I think I'm supposed to like Julianne Moore — we all are, aren't we? She's a multi-Academy Award nominated actress (Boogie Nights, The End of the Affair, Far from Heaven, The Hours). But when I see her in a movie I can't help it, I cringe inwardly. I'm sure in real life she's just delightful — she seems like she would be from interview snippets I've seen. As I took a glance at some of the movies that I have seen her in over the years I started to feel better. I think I'm supposed to dislike her. Either that, or the majority of parts she has selected (or has been chosen) to play are intrinsically annoying characters. Really. Moore even supports my argument:
"I never care that [my characters] are "strong". I never care that they're even affirmative. I look for that thing that's human and recognizable and emotional. You know, we're not perfect, we're not heroic, we're not in control. We're our own worst enemies sometimes, we cause our own tragedies ... that's the stuff that I think is really compelling." — Wikipedia citing "Episode 7, Julianne Moore". Inside the Actors Studio. Season 9. December 22, 2002.
Well that makes me feel a little less guilty. Let's review.

The Lost World: Jurassic Park: Save yourself - she's dangerous!
1995's Nine Months is probably the first movie I ever saw Moore in, and it wasn't a pleasant introduction. The entire film is offensive, but her whining, cliched pregnant woman is so annoying that it's understandable boyfriend Hugh Grant is having second thoughts about their relationship.

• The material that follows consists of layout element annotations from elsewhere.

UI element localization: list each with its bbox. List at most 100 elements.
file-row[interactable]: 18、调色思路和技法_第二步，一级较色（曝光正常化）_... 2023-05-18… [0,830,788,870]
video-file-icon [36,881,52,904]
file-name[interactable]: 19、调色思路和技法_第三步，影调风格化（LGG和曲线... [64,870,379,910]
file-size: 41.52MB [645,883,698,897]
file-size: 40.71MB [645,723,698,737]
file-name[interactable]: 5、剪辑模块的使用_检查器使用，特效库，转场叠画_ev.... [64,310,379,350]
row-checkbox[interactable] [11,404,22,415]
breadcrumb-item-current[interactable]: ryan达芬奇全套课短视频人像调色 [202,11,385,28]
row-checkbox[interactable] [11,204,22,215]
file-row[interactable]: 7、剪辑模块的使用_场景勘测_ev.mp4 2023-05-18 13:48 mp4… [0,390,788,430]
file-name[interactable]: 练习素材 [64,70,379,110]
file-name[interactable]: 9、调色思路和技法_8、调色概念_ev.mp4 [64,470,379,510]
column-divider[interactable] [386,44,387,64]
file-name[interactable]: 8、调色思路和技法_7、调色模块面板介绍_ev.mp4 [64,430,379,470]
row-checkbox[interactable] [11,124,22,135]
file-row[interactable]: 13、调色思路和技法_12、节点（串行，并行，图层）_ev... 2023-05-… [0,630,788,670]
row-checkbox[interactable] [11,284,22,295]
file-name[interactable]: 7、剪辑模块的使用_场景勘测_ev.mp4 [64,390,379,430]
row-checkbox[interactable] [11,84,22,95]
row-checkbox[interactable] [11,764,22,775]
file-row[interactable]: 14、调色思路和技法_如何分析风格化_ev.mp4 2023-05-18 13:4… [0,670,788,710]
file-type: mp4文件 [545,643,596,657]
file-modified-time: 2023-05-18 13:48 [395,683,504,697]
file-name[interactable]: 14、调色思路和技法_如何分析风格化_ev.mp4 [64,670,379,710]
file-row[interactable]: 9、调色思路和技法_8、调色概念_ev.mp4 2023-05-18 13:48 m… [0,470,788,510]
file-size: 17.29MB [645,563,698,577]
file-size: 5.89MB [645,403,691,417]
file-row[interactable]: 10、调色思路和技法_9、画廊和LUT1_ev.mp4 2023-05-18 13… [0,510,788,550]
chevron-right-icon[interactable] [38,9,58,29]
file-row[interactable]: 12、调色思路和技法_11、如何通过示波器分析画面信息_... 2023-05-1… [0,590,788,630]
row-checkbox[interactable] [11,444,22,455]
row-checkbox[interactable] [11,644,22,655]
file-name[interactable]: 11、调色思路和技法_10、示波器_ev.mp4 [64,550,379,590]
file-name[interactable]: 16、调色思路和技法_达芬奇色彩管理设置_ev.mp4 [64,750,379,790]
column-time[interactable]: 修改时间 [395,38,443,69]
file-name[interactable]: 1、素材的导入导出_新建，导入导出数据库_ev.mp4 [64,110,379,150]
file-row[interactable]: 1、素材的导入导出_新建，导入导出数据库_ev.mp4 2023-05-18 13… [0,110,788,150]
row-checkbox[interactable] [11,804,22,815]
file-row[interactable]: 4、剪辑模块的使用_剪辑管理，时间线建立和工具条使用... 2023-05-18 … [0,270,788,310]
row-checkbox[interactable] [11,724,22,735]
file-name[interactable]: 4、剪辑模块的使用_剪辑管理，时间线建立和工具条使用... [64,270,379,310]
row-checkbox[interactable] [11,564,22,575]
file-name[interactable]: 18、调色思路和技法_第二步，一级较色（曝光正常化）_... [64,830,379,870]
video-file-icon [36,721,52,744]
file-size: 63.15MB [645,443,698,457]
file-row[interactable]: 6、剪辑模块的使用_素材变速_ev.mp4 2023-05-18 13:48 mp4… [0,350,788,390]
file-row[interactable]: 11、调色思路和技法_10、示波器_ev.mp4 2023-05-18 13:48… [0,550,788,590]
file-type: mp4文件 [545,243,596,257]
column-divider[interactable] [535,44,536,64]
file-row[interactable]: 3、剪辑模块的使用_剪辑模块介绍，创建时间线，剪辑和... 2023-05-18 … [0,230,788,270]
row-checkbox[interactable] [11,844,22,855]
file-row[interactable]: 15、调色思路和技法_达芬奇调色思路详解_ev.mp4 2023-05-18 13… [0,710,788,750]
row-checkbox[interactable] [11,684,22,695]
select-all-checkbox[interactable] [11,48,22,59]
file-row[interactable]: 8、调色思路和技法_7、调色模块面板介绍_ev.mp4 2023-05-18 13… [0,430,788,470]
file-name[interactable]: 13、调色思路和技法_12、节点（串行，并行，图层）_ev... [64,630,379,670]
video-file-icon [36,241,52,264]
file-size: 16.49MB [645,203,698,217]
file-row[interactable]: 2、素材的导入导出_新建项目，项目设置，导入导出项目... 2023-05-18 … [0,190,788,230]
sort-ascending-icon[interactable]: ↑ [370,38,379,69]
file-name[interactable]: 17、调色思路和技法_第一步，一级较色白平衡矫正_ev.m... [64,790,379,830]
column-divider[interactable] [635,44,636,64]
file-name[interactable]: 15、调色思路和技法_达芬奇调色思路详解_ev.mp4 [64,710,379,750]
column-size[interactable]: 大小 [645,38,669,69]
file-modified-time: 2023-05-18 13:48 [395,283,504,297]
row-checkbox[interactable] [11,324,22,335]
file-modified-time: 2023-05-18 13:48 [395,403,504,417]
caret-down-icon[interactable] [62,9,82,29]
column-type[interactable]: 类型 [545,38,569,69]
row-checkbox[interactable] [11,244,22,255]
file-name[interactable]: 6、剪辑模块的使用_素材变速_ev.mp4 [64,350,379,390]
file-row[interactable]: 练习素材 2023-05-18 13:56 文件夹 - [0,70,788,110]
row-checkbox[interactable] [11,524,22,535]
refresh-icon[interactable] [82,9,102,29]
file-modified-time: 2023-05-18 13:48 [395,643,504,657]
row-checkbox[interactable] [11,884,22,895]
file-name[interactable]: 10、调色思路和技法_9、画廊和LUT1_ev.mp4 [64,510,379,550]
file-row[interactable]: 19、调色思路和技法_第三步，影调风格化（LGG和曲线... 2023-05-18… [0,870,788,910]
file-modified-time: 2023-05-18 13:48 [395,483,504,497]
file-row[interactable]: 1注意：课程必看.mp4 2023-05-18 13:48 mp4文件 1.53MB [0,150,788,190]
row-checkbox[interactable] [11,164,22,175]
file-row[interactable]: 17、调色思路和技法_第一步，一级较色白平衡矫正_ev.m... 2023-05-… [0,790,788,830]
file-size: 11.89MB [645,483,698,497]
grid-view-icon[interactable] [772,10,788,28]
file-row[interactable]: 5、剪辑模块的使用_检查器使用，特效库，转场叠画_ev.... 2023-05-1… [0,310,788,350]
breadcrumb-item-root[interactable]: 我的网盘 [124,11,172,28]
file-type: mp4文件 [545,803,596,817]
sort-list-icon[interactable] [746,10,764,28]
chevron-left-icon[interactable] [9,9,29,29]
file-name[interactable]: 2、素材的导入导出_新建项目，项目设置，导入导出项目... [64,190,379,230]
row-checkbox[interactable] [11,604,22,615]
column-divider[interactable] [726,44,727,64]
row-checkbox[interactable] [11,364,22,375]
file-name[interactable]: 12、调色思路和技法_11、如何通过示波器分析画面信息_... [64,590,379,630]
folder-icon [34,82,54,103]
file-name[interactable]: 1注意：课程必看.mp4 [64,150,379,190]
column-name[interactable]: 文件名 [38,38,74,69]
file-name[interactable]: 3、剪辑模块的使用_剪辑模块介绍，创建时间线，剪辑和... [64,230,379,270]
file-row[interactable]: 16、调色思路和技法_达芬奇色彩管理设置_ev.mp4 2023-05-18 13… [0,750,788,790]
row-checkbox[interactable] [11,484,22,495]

She was equally annoying in The Lost World: Jurassic Park (1997) as intrepid, downright foolhardy scientist Sarah Harding, who nearly gets boyfriend Jeff Goldblum eaten by ferocious dinosaurs and anyone else who happens to get in the way, too.

I found all of 2002's The Hours pretty obnoxious, especially Nicole Kidman's so-noticeable proboscis prosthesis as author Virginia Woolf, so it probably isn't fair to single out Moore's character of Laura Brown, who is supposed to be a modernized Clarissa Dalloway. But I will, anyway.

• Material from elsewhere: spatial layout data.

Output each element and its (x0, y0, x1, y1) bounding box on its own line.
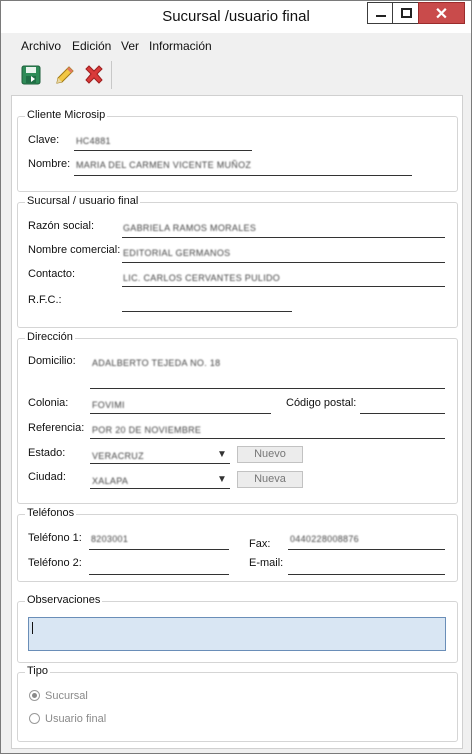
sucursal-title: Sucursal / usuario final (25, 195, 141, 207)
sucursal-radio-label: Sucursal (45, 690, 88, 702)
menu-edicion[interactable]: Edición (72, 39, 111, 53)
telefonos-group: Teléfonos (17, 507, 458, 582)
contacto-field[interactable] (122, 286, 445, 287)
razon-label: Razón social: (28, 220, 95, 232)
contacto-value: LIC. CARLOS CERVANTES PULIDO (123, 273, 281, 283)
save-button[interactable] (17, 61, 45, 89)
razon-field[interactable] (122, 237, 445, 238)
edit-button[interactable] (50, 61, 78, 89)
referencia-field[interactable] (90, 438, 445, 439)
minimize-icon (376, 15, 386, 17)
delete-icon (85, 65, 103, 84)
clave-field[interactable] (74, 150, 252, 151)
nueva-ciudad-button[interactable]: Nueva (237, 471, 303, 488)
estado-dropdown-icon[interactable]: ▼ (217, 449, 227, 460)
close-icon: ✕ (434, 6, 449, 23)
colonia-field[interactable] (90, 413, 271, 414)
contacto-label: Contacto: (28, 268, 76, 280)
tel1-label: Teléfono 1: (28, 532, 82, 544)
cliente-title: Cliente Microsip (25, 109, 108, 121)
fax-label: Fax: (249, 538, 271, 550)
tel2-field[interactable] (89, 574, 229, 575)
referencia-label: Referencia: (28, 422, 85, 434)
clave-value: HC4881 (76, 136, 111, 146)
estado-value: VERACRUZ (92, 451, 144, 461)
colonia-label: Colonia: (28, 397, 69, 409)
maximize-button[interactable] (392, 2, 419, 24)
usuario-final-radio-label: Usuario final (45, 713, 107, 725)
delete-button[interactable] (80, 61, 108, 89)
comercial-label: Nombre comercial: (28, 244, 121, 256)
tel1-value: 8203001 (91, 534, 129, 544)
minimize-button[interactable] (367, 2, 393, 24)
form-panel: Cliente Microsip Clave: HC4881 Nombre: M… (11, 95, 463, 749)
ciudad-select[interactable] (90, 488, 230, 489)
save-icon (21, 65, 41, 85)
email-field[interactable] (288, 574, 445, 575)
title-bar[interactable]: Sucursal /usuario final ✕ (1, 1, 471, 33)
domicilio-value: ADALBERTO TEJEDA NO. 18 (92, 358, 221, 368)
tipo-title: Tipo (25, 665, 50, 677)
cp-field[interactable] (360, 413, 445, 414)
estado-select[interactable] (90, 463, 230, 464)
maximize-icon (401, 8, 412, 18)
ciudad-value: XALAPA (92, 476, 129, 486)
rfc-label: R.F.C.: (28, 294, 62, 306)
razon-value: GABRIELA RAMOS MORALES (123, 223, 257, 233)
domicilio-field[interactable] (90, 388, 445, 389)
observaciones-textarea[interactable] (28, 617, 446, 651)
fax-value: 0440228008876 (290, 534, 359, 544)
usuario-final-radio[interactable] (29, 713, 40, 724)
menu-bar: Archivo Edición Ver Información (11, 35, 461, 57)
comercial-field[interactable] (122, 262, 445, 263)
close-button[interactable]: ✕ (418, 2, 465, 24)
fax-field[interactable] (288, 549, 445, 550)
comercial-value: EDITORIAL GERMANOS (123, 248, 231, 258)
text-cursor (32, 622, 33, 634)
nombre-label: Nombre: (28, 158, 71, 170)
tel1-field[interactable] (89, 549, 229, 550)
tel2-label: Teléfono 2: (28, 557, 82, 569)
nombre-value: MARIA DEL CARMEN VICENTE MUÑOZ (76, 160, 252, 170)
ciudad-label: Ciudad: (28, 471, 66, 483)
edit-icon (56, 66, 74, 84)
cliente-group: Cliente Microsip (17, 109, 458, 192)
tipo-group: Tipo (17, 665, 458, 742)
telefonos-title: Teléfonos (25, 507, 77, 519)
main-window: Sucursal /usuario final ✕ Archivo Edició… (0, 0, 472, 754)
nombre-field[interactable] (74, 175, 412, 176)
referencia-value: POR 20 DE NOVIEMBRE (92, 425, 202, 435)
estado-label: Estado: (28, 447, 66, 459)
email-label: E-mail: (249, 557, 284, 569)
menu-ver[interactable]: Ver (121, 39, 139, 53)
nuevo-estado-button[interactable]: Nuevo (237, 446, 303, 463)
sucursal-radio[interactable] (29, 690, 40, 701)
toolbar-separator (111, 61, 112, 89)
rfc-field[interactable] (122, 311, 292, 312)
menu-archivo[interactable]: Archivo (21, 39, 61, 53)
direccion-title: Dirección (25, 331, 75, 343)
menu-informacion[interactable]: Información (149, 39, 212, 53)
colonia-value: FOVIMI (92, 400, 125, 410)
observaciones-title: Observaciones (25, 594, 103, 606)
clave-label: Clave: (28, 134, 60, 146)
ciudad-dropdown-icon[interactable]: ▼ (217, 474, 227, 485)
domicilio-label: Domicilio: (28, 355, 76, 367)
cp-label: Código postal: (286, 397, 357, 409)
toolbar (11, 59, 461, 91)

2002's Far from Heaven is supposed to be Moore's masterpiece. It is visually compelling, and she gives it her all, but I didn't connect with her tortured '50s housewife as much as I did her wardrobe.

Far From Heaven: Cool sunglasses
A Single Man: With friends like these ...

A Single Man (2009) is a very lovely understated movie about George Falconer (Colin Firth), a college professor who has just lost his partner Jim in a car accident. Moore plays his self-centered "friend" Charley who makes a clumsy pass at him when he is at his most vulnerable.

As Jules in 2010's The Kids Are All Right she severely, even blithely, risks her long-term committed relationship to partner Nic (Annette Bening) by having an affair with the sperm donor father of their two children, Paul (Mark Ruffalo).

In the recent Crazy, Stupid, Love. (2011) she played Emily Weaver, a woman who has become disillusioned and bored with her marriage to high-school sweetheart Cal. She callously tells him she is having an affair with her co-worker (Kevin Bacon) and asks for a divorce. I can't say I was really rooting for Emily and Cal to get back together, even though that's where all Hollywood movie scripts are headed.

Crazy, Stupid, Love.: Look out, Mr.
I think I prefer to see Moore in a large ensemble piece, where she is just part of the action. I like her better when she isn't front and center. Even if her character has annoying qualities, I find her performances in movies like  Boogie Nights (1997), The Big Lebowski (1998), Magnolia (1999), and The Shipping News (2001) more successful.

Moore is really going for an unlikable character in her next film, Carrie, where she will play the ultimate messed up mom, Margaret White. I have no desire to see it, really — do we need a third version of Stephen King's novel? — but I also have no doubt that Moore will bring exactly the right quality to make me dislike her immensely.